So I think the interdependence on everything in the world, or everybody in the world, is getting deep. The US consumer doesn’t buy electronic goods unless they’re made in China. And the Chinese factory doesn’t have any employment unless it can export [these goods].

In fact, you’re seeing today a large number of factories in southern China closing down, for a number of reasons. One, they don’t have enough business. And two, they also became very expensive. But somebody else will fill that slot. Whether it be the Indians or maybe it goes to Romania or Bulgaria or some other country. But somebody’s going to fill those slots.

We’ve learned how to manage a lot of volatility. But it’s very, very difficult when there’s a breakdown of the financial system of the world. And you simply don’t know.

The charter rates for cape-sized1 ships have gone from a peak, a very short period, of $250,000 a day. But let’s take the top-end average; let’s say it’s $150,000 a day, down to $10,000 a day.
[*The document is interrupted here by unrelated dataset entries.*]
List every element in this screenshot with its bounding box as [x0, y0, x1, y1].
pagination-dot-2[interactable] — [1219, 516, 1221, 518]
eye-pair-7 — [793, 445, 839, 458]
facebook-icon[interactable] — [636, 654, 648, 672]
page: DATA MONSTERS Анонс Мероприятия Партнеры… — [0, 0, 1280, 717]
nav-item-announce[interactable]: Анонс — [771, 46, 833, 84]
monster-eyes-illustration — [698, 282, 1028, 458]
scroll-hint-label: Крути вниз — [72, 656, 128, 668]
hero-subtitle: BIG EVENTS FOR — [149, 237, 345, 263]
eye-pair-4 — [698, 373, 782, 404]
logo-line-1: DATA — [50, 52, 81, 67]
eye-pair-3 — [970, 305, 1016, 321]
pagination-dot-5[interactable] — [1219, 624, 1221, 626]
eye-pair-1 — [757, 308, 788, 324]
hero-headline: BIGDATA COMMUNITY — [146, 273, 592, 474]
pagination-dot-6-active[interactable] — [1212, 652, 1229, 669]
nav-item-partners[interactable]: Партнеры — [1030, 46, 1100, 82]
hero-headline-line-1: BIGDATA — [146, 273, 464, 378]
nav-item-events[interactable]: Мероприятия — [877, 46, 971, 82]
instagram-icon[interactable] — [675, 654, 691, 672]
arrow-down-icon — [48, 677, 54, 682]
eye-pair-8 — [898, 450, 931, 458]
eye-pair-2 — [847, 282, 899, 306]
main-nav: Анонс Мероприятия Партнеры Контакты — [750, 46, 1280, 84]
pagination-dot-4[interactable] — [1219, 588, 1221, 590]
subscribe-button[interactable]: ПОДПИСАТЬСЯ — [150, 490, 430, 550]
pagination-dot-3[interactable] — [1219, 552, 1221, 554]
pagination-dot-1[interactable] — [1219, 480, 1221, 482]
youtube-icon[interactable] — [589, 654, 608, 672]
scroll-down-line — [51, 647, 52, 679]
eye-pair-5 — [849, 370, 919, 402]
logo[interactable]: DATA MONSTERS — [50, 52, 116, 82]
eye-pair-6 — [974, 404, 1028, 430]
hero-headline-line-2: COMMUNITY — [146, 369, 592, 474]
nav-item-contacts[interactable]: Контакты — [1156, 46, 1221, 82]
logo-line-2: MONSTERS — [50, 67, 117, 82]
So people [who] have made commitments of $150,000 have an asset that’s nearly $10,000 today. That is major. You’ve lost 90 percent of your asset value. Equities, many of them. Fifty percent is nothing. Sixty percent, 70 percent, 80 percent, 90 percent—these are major, major impacts.

We were fundamentally right in our thinking. And we have always said if we don’t understand it, we shouldn’t do it. And I think we avoided doing a lot of things we didn’t understand. And we avoided spending a lot of money on buying businesses at exorbitantly expensive prices. In fact, we never bought a single business; we bought assets and we built the business around the assets. So I think that the model is good. We naturally have debt. Fifty percent of our debt is nonbank. The rest is committed. And we paid for it. We paid commitment fees for it. So it should be good. So I think we did—you know, in retrospect—maybe not with great foresight or great intelligence, but subsequently we can see we actually did some things—maybe because we were so conservative, I suppose. We’ve actually done some things that are right.

When we look at things, we say, “Does it make any sense? Is it real? Can we trust it? Can we rely upon it?” And that to us is the acid test at the end of the day. Because whether the VAR2 is 1.5 or 1.9 or 1.7, that tells you something, but it doesn’t tell you everything. It doesn’t tell you who the customer is, what his background is, how reliable he is, how’s he behaved in the past whatever number of years. And these are the things that you really have to look at much more closely. It’s not the intellectual risk. It’s the practical risk.